Patel Kepal N, Singh Bhuvanesh
Department of Surgery, Stony Brook University Hospital, Stony Brook, New York, USA.
Cancer Control. 2006 Apr;13(2):111-8. doi: 10.1177/107327480601300205.
Recent molecular studies have described a number of abnormalities associated with the progression and dedifferentiation of thyroid carcinoma. These distinct molecular events are often associated with specific stages of tumor development. A better understanding of the mechanisms involved in thyroid cancer pathogenesis may help to translate these discoveries toward improvements in patient care.
We reviewed the literature on the molecular pathogenesis of thyroid cancer and compared clinical, histopathologic, and genetic features important in defining the disease process.

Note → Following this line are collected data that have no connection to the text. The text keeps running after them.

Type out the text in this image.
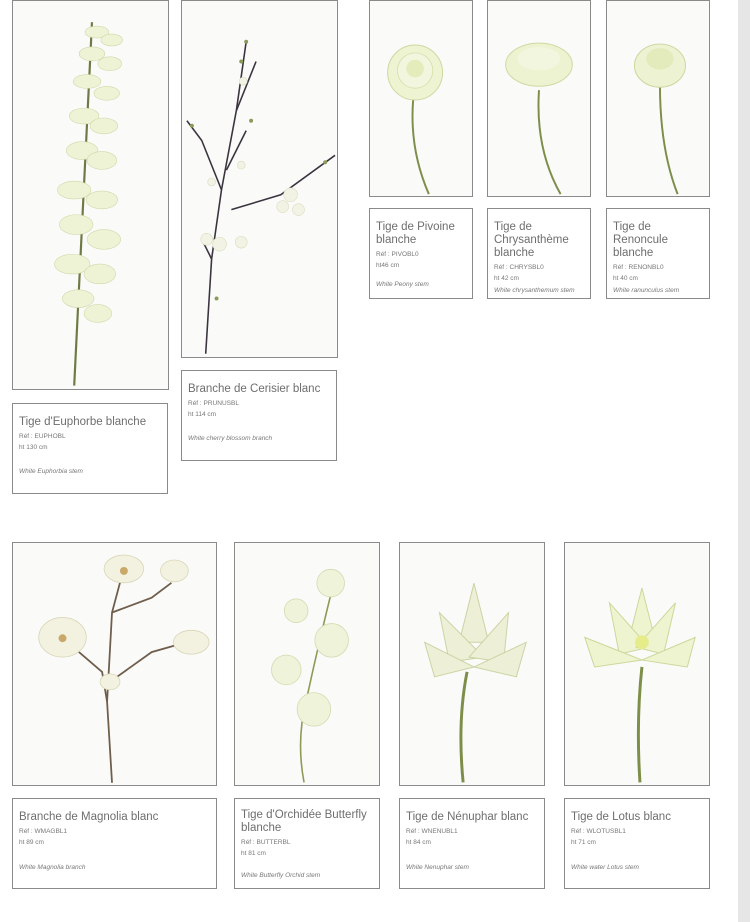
Tige d'Euphorbe blanche
Réf : EUPHOBL
ht 130 cm
White Euphorbia stem
Branche de Cerisier blanc
Réf : PRUNUSBL
ht 114 cm
White cherry blossom branch
Tige de Pivoine blanche
Réf : PIVOBL0
ht46 cm
White Peony stem
Tige de Chrysanthème blanche
Réf : CHRYSBL0
ht 42 cm
White chrysanthemum stem
Tige de Renoncule blanche
Réf : RENONBL0
ht 40 cm
White ranunculus stem
Branche de Magnolia blanc
Réf : WMAGBL1
ht 89 cm
White Magnolia branch
Tige d'Orchidée Butterfly blanche
Réf : BUTTERBL
ht 81 cm
White Butterfly Orchid stem
Tige de Nénuphar blanc
Réf : WNENUBL1
ht 84 cm
White Nenuphar stem
Tige de Lotus blanc
Réf : WLOTUSBL1
ht 71 cm
White water Lotus stem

The progression of thyroid cancer from well-differentiated to poorly differentiated and undifferentiated carcinoma represents a biological continuum. Specific genetic events serve as early initiating and late triggering events. Poorly differentiated thyroid carcinomas occupy an intermediate position in this progression model.
With sophisticated genetic tools generating a wealth of information, we have gained better insight into the mechanisms driving thyroid tumor progression. Recognition of these features is crucial to the management of patients with thyroid cancer. Novel treatments are being designed based on our enhanced understanding of this disease process.
近期的分子研究描述了许多与甲状腺癌进展和去分化相关的异常情况。这些独特的分子事件通常与肿瘤发展的特定阶段相关。更好地理解甲状腺癌发病机制中涉及的机制可能有助于将这些发现转化为改善患者护理的措施。
我们回顾了关于甲状腺癌分子发病机制的文献,并比较了在定义疾病过程中重要的临床、组织病理学和遗传学特征。
甲状腺癌从高分化癌发展为低分化癌和未分化癌代表了一个生物学连续过程。特定的基因事件作为早期启动和晚期触发事件。低分化甲状腺癌在这个进展模型中占据中间位置。
借助先进的基因工具产生了大量信息,我们对驱动甲状腺肿瘤进展的机制有了更好的了解。认识到这些特征对于甲状腺癌患者的管理至关重要。基于我们对这一疾病过程的深入理解,正在设计新的治疗方法。